Supremum and Infimum: Denote B={|x-y|;x∈A and y∈A}....

Alfredo Dawlabany

New member
Let A be a non-empty bounded set of $$\displaystyle \mathbb{R}$$. Denote B={|x-y|;$$\displaystyle x\in A$$ and $$\displaystyle y\in A$$}.
Prove that Sup B = Sup A - Inf A.

I tried to solve it but didn't know what to do

I said that if A is a bounded set then $$\displaystyle A\subset \left [InfA,SupA\right ]$$
$$\displaystyle \Rightarrow x,y \in \left [ InfA,SupA \right ]$$
so we have $$\displaystyle InfA\leqslant x\leqslant SupA$$ and $$\displaystyle InfA\leqslant y\leqslant SupA$$

Am I going right ? If yes how would I continue ?

tkhunny

Moderator
Staff member
Just hints:

1) Does it matter or help that Sup and Inf are actually members of the sets?
2) I don't see any subtraction in your demonstration, so far. What's up with that?

Last edited:

Alfredo Dawlabany

New member
Just hints:

1) Does it matter or help that Sup and Inf are actually members of the sets?
2) I don't see any subtraction in your demonstration, so far. What's up with that?
What do you mean by subtraction ?

Staff member
|x-y|

Alfredo Dawlabany

New member
OK I understood
But there is the absolute value
-sup A≤-y≤-inf A
So we get
x-y≤sup A - inf A , this implies sup(x-y)=sup A - inf A
Then what?

tkhunny

Moderator
Staff member
|x-y| is just distance. You will lose no generality if you assume x > y. Obviously, if x = y, we have a minimum, but we're not looking for that.

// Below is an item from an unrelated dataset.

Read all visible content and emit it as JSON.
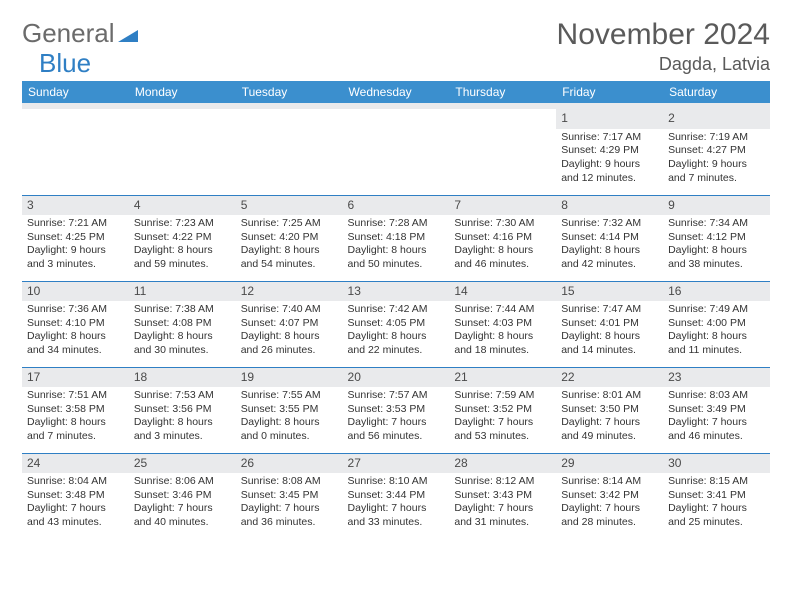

Rephrasing, how far apart can x and y be?

Alfredo Dawlabany

New member
|x-y| is just distance. You will lose no generality if you assume x > y. Obviously, if x = y, we have a minimum, but we're not looking for that.

Rephrasing, how far apart can x and y be?
Okay
I understood everything
Thank you